Último poste da série > 25 de abril de  2022 > Guiné 61/74 - P23200: 18º aniversário do nosso blogue (5): Roteiro da nossa saudosa Bolama (Antonio Júlio Emerenciano Estácio, luso-guineense, nascido em 1947, e escritor)

segunda-feira, 25 de abril de 2022

Guiné 61/74 - P23200: 18º aniversário do nosso blogue (5): Roteiro da nossa saudosa Bolama (Antonio Júlio Emerenciano Estácio, luso-guineense, nascido em 1947, e escritor)

 


Infografia: António Estácio (2012)


Leiria > Monte Real > V Encontro Nacional Tabanca Grande > 26 de unho de 2010 > O António  Estácio.

  Foto (e legenda): © Luís Graça (2010). Todos os direitos reservados. [Edição: Blogue Luís Graça & Camaradas da Guiné]


1. A "pedido de várias famílias", republica-se o precioso roteiro de Bolama (*), da autoria do nosso camarada António Estácio que, embora nascido em Bissau, em 1947,  em "chão de papel" e estudado no liceu Honório Barreto, viveu em miúdo, nos anos cinquenta,  em Bolama, onde a mãe foi professora primária e o pai, transmontano, encarregado de obras municipais .  Trata-se de um resumo do seu trabalho de quase 5 centenas de páginas, publicado em livro em 2016 (**).

É também uma  forma de continuarmos a comemorar, por estes dias de abril,  o nosso 18º aniversário, uma longevidade excessiva na Net, mas da qual temos que orgulhar: a Tabanca Grande já  reuniu  aqui 859 amigos e camaradas da Guiné, e já se publicaram, desde 23 de abril de 2004, cerca de 23,2 mil postes, mais de 100 mil fotos e outros documentos e 92,5 mil comentários. (***)

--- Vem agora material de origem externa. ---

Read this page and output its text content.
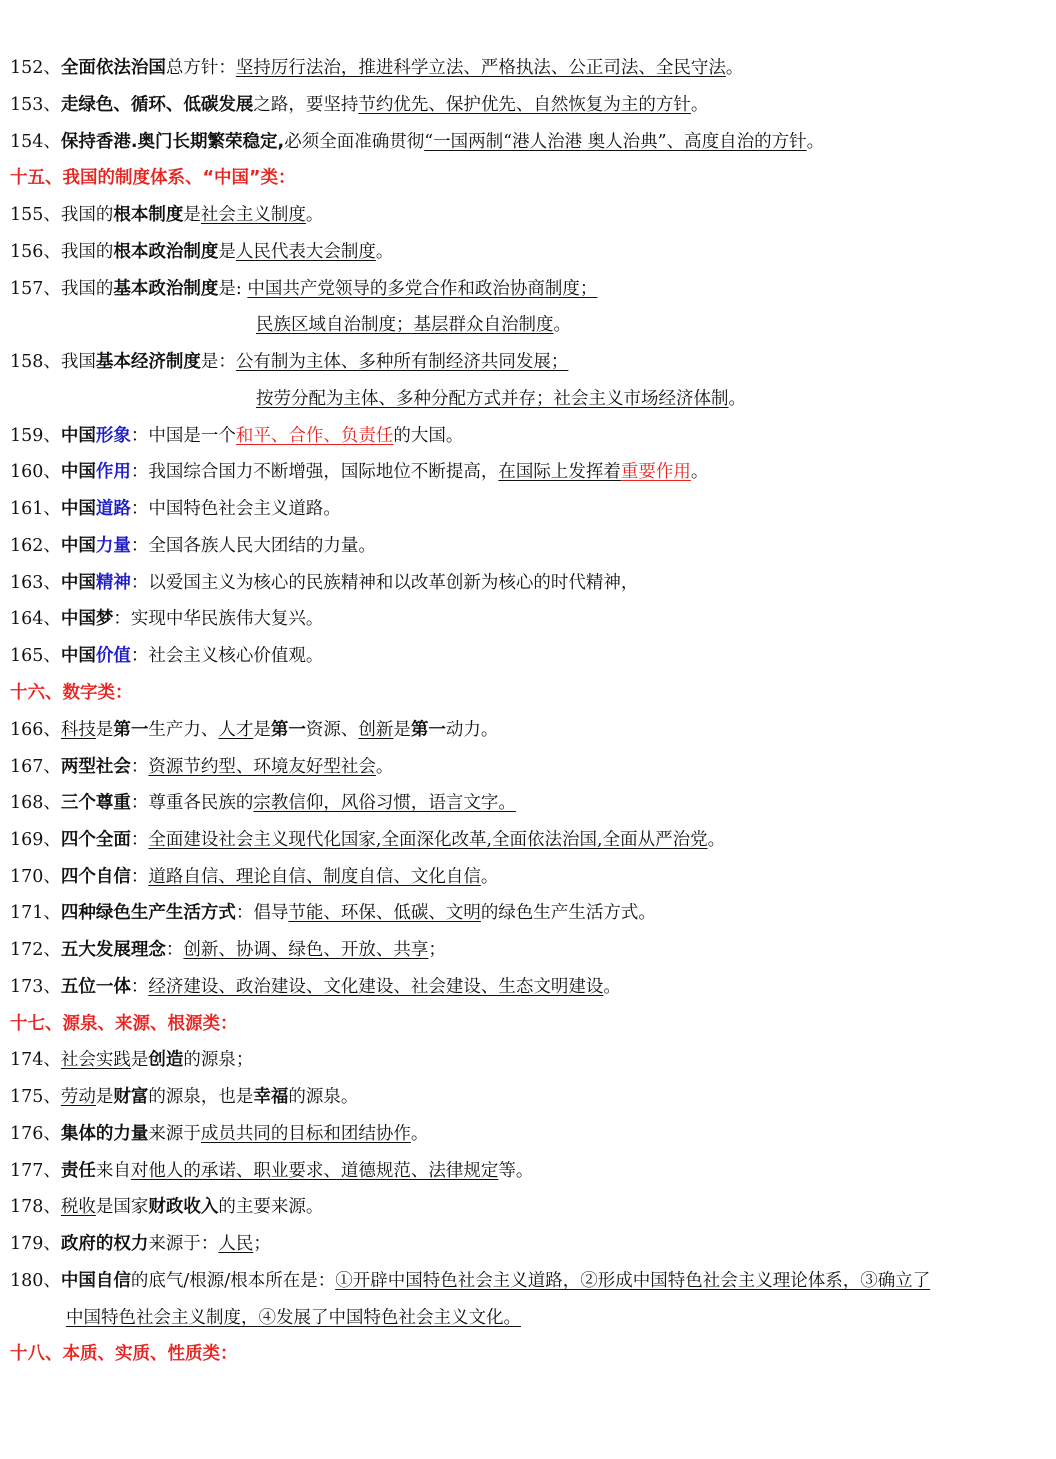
152、全面依法治国总方针：坚持厉行法治，推进科学立法、严格执法、公正司法、全民守法。
153、走绿色、循环、低碳发展之路，要坚持节约优先、保护优先、自然恢复为主的方针。
154、保持香港.奥门长期繁荣稳定,必须全面准确贯彻“一国两制“港人治港 奥人治典”、高度自治的方针。
十五、我国的制度体系、“中国”类：
155、我国的根本制度是社会主义制度。
156、我国的根本政治制度是人民代表大会制度。
157、我国的基本政治制度是: 中国共产党领导的多党合作和政治协商制度；
民族区域自治制度；基层群众自治制度。
158、我国基本经济制度是：公有制为主体、多种所有制经济共同发展；
按劳分配为主体、多种分配方式并存；社会主义市场经济体制。
159、中国形象：中国是一个和平、合作、负责任的大国。
160、中国作用：我国综合国力不断增强，国际地位不断提高，在国际上发挥着重要作用。
161、中国道路：中国特色社会主义道路。
162、中国力量：全国各族人民大团结的力量。
163、中国精神：以爱国主义为核心的民族精神和以改革创新为核心的时代精神，
164、中国梦：实现中华民族伟大复兴。
165、中国价值：社会主义核心价值观。
十六、数字类：
166、科技是第一生产力、人才是第一资源、创新是第一动力。
167、两型社会：资源节约型、环境友好型社会。
168、三个尊重：尊重各民族的宗教信仰，风俗习惯，语言文字。
169、四个全面：全面建设社会主义现代化国家,全面深化改革,全面依法治国,全面从严治党。
170、四个自信：道路自信、理论自信、制度自信、文化自信。
171、四种绿色生产生活方式：倡导节能、环保、低碳、文明的绿色生产生活方式。
172、五大发展理念：创新、协调、绿色、开放、共享；
173、五位一体：经济建设、政治建设、文化建设、社会建设、生态文明建设。
十七、源泉、来源、根源类：
174、社会实践是创造的源泉；
175、劳动是财富的源泉，也是幸福的源泉。
176、集体的力量来源于成员共同的目标和团结协作。
177、责任来自对他人的承诺、职业要求、道德规范、法律规定等。
178、税收是国家财政收入的主要来源。
179、政府的权力来源于：人民；
180、中国自信的底气/根源/根本所在是：①开辟中国特色社会主义道路，②形成中国特色社会主义理论体系，③确立了
中国特色社会主义制度，④发展了中国特色社会主义文化。
十八、本质、实质、性质类：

Bolama: Imagem de satélite. Cortesia de Google Earth (2012)

Fonte: António Estácio (2012) (*)  


2. O autor e nosso camarada António Estácio publicou o livro "Bolama, a saudosa...", edição de autor, 2016) (**)

António [Júlio Emerenciano] Estácio é um luso-guineense, nado e criado no chão de papel, em Bissau, em 1947; formou-se como engenheiro técnico agrário (Coimbra, 1964-1967, Escola de Regentes Agrícolas, onde foi condiscípulo do Paulo Santiago);  fez a tropa (e a guerra) em Angola, como alferes miliciano (1970/72); trabalharia depois em Macau (de 1972 a 1998); vive há mais de duas décadas em Portugal, no concelho de Sintra; é  membro da nossa Tabanca Grande desde 19 de maio de 2010; tem 63 referências no nosso blogue; não temos tido notícias dele desde há mais de  2 anos.

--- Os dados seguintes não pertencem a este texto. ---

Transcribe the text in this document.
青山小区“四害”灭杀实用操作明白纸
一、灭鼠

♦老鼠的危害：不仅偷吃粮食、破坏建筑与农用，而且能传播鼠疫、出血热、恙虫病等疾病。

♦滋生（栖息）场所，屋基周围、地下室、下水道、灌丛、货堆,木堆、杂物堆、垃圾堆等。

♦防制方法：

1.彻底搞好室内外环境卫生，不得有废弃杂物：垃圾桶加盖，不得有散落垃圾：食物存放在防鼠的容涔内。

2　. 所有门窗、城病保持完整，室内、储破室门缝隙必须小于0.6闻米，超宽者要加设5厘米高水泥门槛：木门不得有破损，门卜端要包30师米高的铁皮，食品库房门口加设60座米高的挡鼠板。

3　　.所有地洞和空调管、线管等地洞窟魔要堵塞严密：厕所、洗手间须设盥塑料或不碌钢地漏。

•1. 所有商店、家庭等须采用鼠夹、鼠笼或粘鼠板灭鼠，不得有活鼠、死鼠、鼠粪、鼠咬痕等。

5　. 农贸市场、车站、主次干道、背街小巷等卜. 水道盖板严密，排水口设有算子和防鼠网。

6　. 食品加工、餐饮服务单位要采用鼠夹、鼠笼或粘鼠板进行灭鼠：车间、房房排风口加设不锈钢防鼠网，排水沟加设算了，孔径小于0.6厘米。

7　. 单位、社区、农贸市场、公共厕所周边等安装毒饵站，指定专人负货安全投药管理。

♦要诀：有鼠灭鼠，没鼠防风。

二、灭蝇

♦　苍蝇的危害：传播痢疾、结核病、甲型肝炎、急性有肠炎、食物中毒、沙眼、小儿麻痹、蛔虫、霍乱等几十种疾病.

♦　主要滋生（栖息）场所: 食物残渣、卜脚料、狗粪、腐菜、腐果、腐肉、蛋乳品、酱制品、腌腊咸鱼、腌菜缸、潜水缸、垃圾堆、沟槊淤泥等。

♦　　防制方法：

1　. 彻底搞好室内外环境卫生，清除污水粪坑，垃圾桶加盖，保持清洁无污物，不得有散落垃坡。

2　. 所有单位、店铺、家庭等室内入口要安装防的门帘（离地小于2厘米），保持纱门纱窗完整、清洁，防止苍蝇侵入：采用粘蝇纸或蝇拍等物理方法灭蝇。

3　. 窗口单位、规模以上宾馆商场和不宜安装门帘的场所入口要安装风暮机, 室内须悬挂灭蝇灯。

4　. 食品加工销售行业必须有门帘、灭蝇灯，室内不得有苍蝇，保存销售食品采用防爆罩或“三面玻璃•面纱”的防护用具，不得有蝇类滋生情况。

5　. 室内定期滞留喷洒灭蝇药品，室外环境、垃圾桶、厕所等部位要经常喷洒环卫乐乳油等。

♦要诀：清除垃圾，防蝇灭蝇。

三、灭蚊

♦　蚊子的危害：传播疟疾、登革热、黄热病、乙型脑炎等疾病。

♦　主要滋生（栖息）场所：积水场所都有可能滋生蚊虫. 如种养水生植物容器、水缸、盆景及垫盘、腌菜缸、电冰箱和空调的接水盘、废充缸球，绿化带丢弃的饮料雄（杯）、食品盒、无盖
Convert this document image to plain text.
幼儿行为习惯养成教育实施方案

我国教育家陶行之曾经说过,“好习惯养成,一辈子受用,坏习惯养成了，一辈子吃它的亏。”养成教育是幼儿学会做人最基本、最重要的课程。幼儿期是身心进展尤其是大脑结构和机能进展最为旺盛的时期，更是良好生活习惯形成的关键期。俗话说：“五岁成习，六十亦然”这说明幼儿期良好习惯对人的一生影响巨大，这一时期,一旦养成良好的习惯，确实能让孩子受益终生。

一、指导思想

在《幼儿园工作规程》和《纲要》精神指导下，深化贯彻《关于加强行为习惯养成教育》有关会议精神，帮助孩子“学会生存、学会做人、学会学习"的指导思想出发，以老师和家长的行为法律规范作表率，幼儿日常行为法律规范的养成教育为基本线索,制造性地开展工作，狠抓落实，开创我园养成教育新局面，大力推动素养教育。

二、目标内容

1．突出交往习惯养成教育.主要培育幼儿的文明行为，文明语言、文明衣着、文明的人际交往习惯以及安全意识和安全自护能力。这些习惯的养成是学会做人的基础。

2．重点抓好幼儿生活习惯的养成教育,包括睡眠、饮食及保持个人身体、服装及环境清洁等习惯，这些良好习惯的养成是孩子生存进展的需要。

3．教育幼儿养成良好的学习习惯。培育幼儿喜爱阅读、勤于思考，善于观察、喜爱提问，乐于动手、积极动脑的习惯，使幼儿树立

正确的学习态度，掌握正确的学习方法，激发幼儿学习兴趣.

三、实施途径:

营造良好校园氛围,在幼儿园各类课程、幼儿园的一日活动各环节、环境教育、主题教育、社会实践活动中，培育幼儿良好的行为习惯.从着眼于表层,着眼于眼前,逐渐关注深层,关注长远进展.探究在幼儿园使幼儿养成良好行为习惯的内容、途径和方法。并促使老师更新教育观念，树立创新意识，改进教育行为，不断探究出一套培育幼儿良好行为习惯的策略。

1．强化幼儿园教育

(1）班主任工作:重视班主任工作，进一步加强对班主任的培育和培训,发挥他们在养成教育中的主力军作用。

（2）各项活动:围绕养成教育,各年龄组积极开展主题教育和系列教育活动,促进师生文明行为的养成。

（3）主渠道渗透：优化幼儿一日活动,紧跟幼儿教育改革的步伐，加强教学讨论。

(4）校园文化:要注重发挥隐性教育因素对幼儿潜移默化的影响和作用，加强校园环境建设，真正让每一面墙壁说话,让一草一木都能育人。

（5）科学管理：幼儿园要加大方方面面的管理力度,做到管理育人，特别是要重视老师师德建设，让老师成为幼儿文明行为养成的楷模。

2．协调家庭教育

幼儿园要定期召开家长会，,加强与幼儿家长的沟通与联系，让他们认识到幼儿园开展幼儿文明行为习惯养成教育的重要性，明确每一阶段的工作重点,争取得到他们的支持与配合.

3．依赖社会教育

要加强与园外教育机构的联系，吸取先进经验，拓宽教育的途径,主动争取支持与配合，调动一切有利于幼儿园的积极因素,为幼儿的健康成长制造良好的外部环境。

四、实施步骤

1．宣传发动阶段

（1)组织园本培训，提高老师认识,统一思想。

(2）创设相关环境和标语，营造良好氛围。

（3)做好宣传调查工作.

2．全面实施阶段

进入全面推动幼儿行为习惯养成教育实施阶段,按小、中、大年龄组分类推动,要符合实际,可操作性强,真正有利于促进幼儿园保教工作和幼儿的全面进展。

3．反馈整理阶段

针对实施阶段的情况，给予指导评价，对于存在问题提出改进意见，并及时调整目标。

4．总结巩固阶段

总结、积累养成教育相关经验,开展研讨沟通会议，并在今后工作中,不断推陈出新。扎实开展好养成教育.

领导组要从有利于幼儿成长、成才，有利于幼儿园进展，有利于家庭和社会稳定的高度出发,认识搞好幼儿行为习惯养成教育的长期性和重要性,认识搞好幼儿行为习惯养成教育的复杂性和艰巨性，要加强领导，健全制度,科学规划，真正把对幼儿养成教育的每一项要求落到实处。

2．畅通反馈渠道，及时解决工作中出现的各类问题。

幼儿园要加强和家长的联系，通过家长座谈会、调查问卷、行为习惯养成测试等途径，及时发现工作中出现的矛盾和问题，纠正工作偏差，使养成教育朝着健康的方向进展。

Tem-se dedicado à escrita: além de "Bolama, a saudosa...", dois dos seus livros mais recentes narram as histórias de vida de duas "mulheres grandes" da Guiné, a cabo-verdiana Nha Carlota (1889-1970) e a guineense Nha Bijagó (1871-1959).

Desejamos-lhe saúde e longa vida, se ele nos estiver a ler.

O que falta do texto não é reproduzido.